Tuesday, September 19, 2006


The Pope Knows

Lee Smith, writing in the Weekly Standard, astutely describes the controversy the Pope has created as a “prick in the conscience of Catholics the world over.”

Smith makes the argument that Pope Benedict knew full well how his remarks would be received. The Pope and his church know the bitter and violent history of Islam. Contrary to the view expressed by the Editors of the New York Times, the Vatican doesn’t need to “understand Islam.” The Roman Catholic Church has had 1400 years of first hand experience with Islam, as “the church has been contemplating its historical rival for about 1,300 years longer than the paper of record.”

Smith sees the Pope’s act as a clarion call to the faithful, and perhaps a warning shot that might cause “jihadi intelligentsia” to rethink their war against the West:

Sure the Pope is concerned about Islam, as are all Europeans. His sentiments about Muslim Turkey not belonging to Christian Europe are well-known. "Europe is a cultural and not a geographical continent," Ratzinger said back in 2004, a year before he became Pope. But he has stated repeatedly, and even in this recent address, that the major threat to Europe comes from secularism.

Here he is like many European Muslim leaders and ideologues, Tariq Ramadan for instance, who believe that the continent has been overcome with a spiritual malaise, a lack of purpose and self-esteem.

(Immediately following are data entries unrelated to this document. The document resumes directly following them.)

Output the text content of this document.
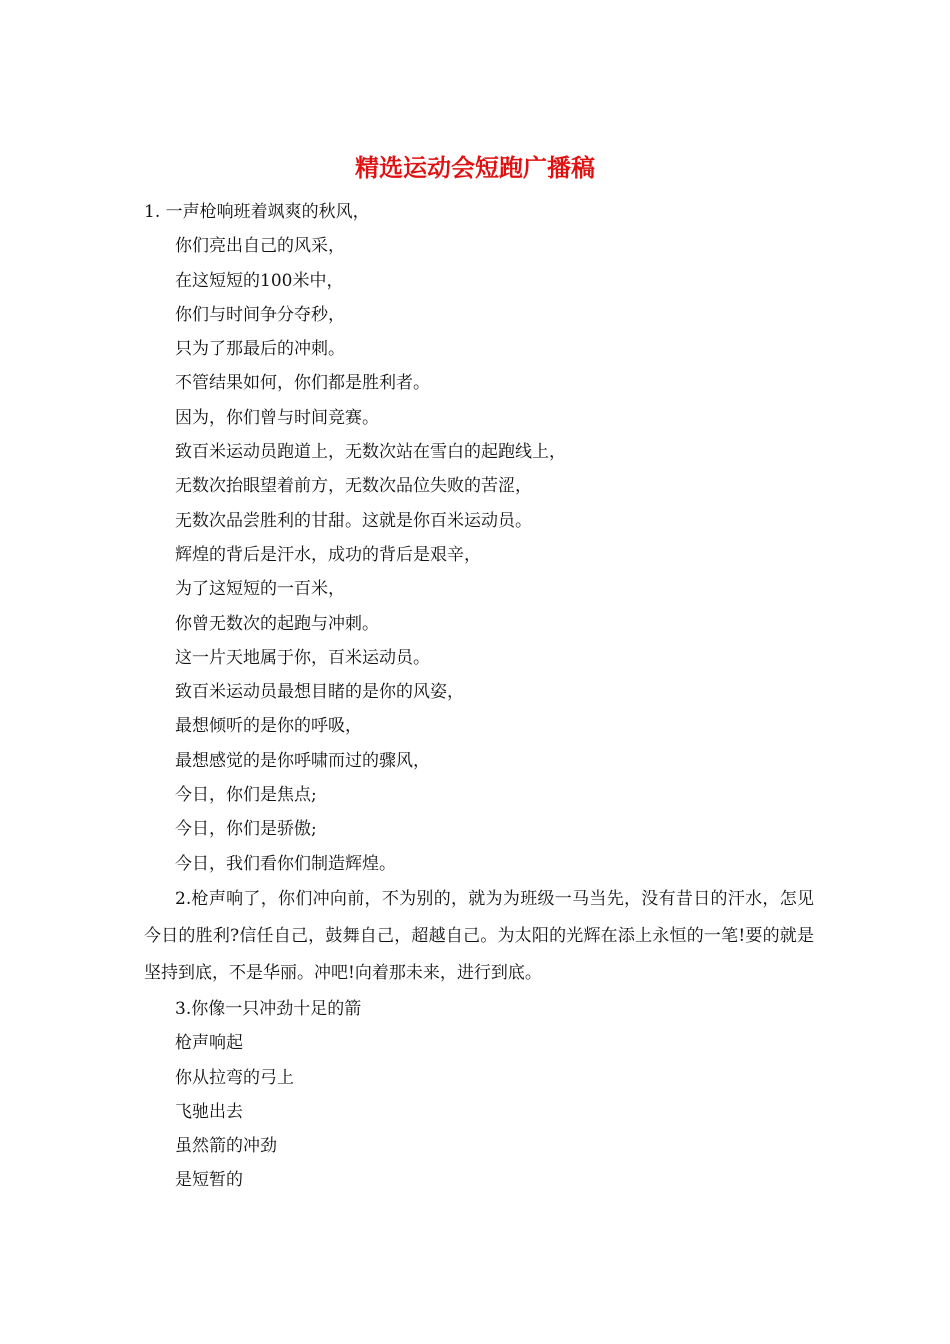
精选运动会短跑广播稿
1. 一声枪响班着飒爽的秋风，
你们亮出自己的风采，
在这短短的100米中，
你们与时间争分夺秒，
只为了那最后的冲刺。
不管结果如何，你们都是胜利者。
因为，你们曾与时间竞赛。
致百米运动员跑道上，无数次站在雪白的起跑线上，
无数次抬眼望着前方，无数次品位失败的苦涩，
无数次品尝胜利的甘甜。这就是你百米运动员。
辉煌的背后是汗水，成功的背后是艰辛，
为了这短短的一百米，
你曾无数次的起跑与冲刺。
这一片天地属于你，百米运动员。
致百米运动员最想目睹的是你的风姿，
最想倾听的是你的呼吸，
最想感觉的是你呼啸而过的骤风，
今日，你们是焦点;
今日，你们是骄傲;
今日，我们看你们制造辉煌。

2.枪声响了，你们冲向前，不为别的，就为为班级一马当先，没有昔日的汗水，怎见今日的胜利?信任自己，鼓舞自己，超越自己。为太阳的光辉在添上永恒的一笔!要的就是坚持到底，不是华丽。冲吧!向着那未来，进行到底。

3.你像一只冲劲十足的箭
枪声响起
你从拉弯的弓上
飞驰出去
虽然箭的冲劲
是短暂的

Unlike secularism, Islam is a worthy competitor for men's souls--it is just an inferior doctrine, self-evidently so because it did not produce Europe. Moreover, and this is the point of the text Benedict cites, Islam is incapable of producing a Europe because its conception of God does not assume a rational divinity.

Now the Pope says this excerpted text does "not in any way express my personal thought." Really? So, the Vicar of Christ does not believe that Catholic doctrine is superior to Muslim teaching? Sure he does. The Pope does not want Christian Europe to regain its spirituality by becoming less rational, like Islam, but through an expanded concept of reason--one large enough to encompass a creator who is Himself rational.

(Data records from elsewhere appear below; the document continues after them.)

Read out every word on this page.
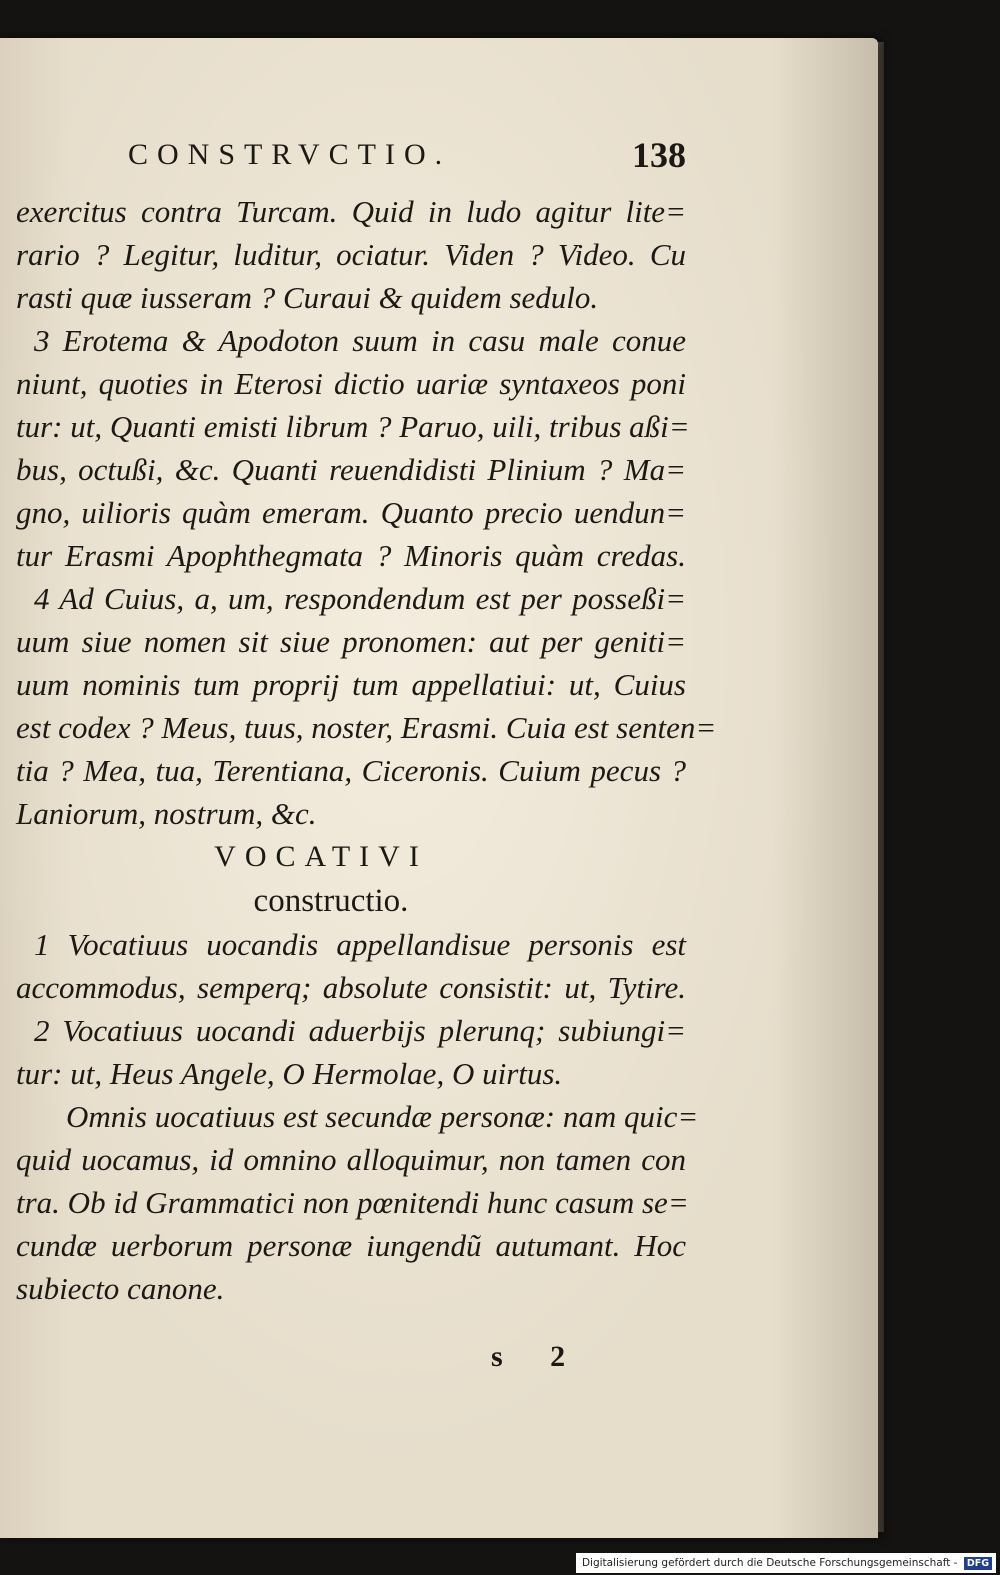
CONSTRVCTIO.	138
exercitus contra Turcam. Quid in ludo agitur lite=
rario ? Legitur, luditur, ociatur. Viden ? Video. Cu
rasti quæ iusseram ? Curaui & quidem sedulo.
3 Erotema & Apodoton suum in casu male conue
niunt, quoties in Eterosi dictio uariæ syntaxeos poni
tur: ut, Quanti emisti librum ? Paruo, uili, tribus aßi=
bus, octußi, &c. Quanti reuendidisti Plinium ? Ma=
gno, uilioris quàm emeram. Quanto precio uendun=
tur Erasmi Apophthegmata ? Minoris quàm credas.
4 Ad Cuius, a, um, respondendum est per posseßi=
uum siue nomen sit siue pronomen: aut per geniti=
uum nominis tum proprij tum appellatiui: ut, Cuius
est codex ? Meus, tuus, noster, Erasmi. Cuia est senten=
tia ? Mea, tua, Terentiana, Ciceronis. Cuium pecus ?
Laniorum, nostrum, &c.
VOCATIVI
constructio.
1 Vocatiuus uocandis appellandisue personis est
accommodus, semperq; absolute consistit: ut, Tytire.
2 Vocatiuus uocandi aduerbijs plerunq; subiungi=
tur: ut, Heus Angele, O Hermolae, O uirtus.
Omnis uocatiuus est secundæ personæ: nam quic=
quid uocamus, id omnino alloquimur, non tamen con
tra. Ob id Grammatici non pœnitendi hunc casum se=
cundæ uerborum personæ iungendũ autumant. Hoc
subiecto canone.
s 2
Digitalisierung gefördert durch die Deutsche Forschungsgemeinschaft - DFG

AS THE CHILDREN OF A rational God, all men can think rational thoughts, but few are capable of philosophy. Early Christian and Islamic thinkers, especially those influenced by Neo-Platonism, understood the problem: The majority of men can only comprehend one level of reality, and only then through the use of symbols. Hence, what is most interesting about the Pope's speech is that he is operating on two different levels: There is philosophy, reason, and logos for one type of understanding, and there are symbols for another. Here, the symbols are those of the Catholic Church--the papacy itself--which he himself barely even hints at. Benedict left it to his dialogue partners to fill in the rest, and now every burned effigy of the Pope is a prick in the conscience of Catholics the world over.

Sure the European intellectual class believes the Pope is a moron for getting so many Muslims angry, but the elite is not his primary audience; rather, he was speaking over their heads to the masses of ordinary Catholics. What will they believe in? What will they live for and die for? Maybe the Church.

It is hard to get people to live, never mind die, for principles based entirely on reason. Most people need something real to fight for, something tangible. And this is the dilemma of liberal democracies that bin Laden, Nasrallah, and Ahmadinejad, among others, have rightly identified. It is only rational that the citizens of such a state would prefer to enjoy the privileges of such a life than to die. However, the jihadi intelligentsia have also made a less than thorough study of the war that they have chosen.

As John Paul in the fight against Communism and the Soviet Union, it may well be that Pope Benedict will prove an important ally in the West’s war on terror. If so, he would be a natural ally, and an ally on the basis of shared beliefs, values, history and culture.

This, Quite in contrast to the image of the religious fanatic and ideologue, a caricature which hate-mongers, apologists and appeasers seem determined to apply to the Pope. As is often the case in this bizzaro world of public discourse, should it strike us odd that such characterizations more aptly fits the leading figures of our enemies?

The violence of aroused Muslims the world over gave more ample proof of what the original source of Pope Benedict’s quotation alleged: that the Religion of PeaceTM repeatedly refutes its appellation.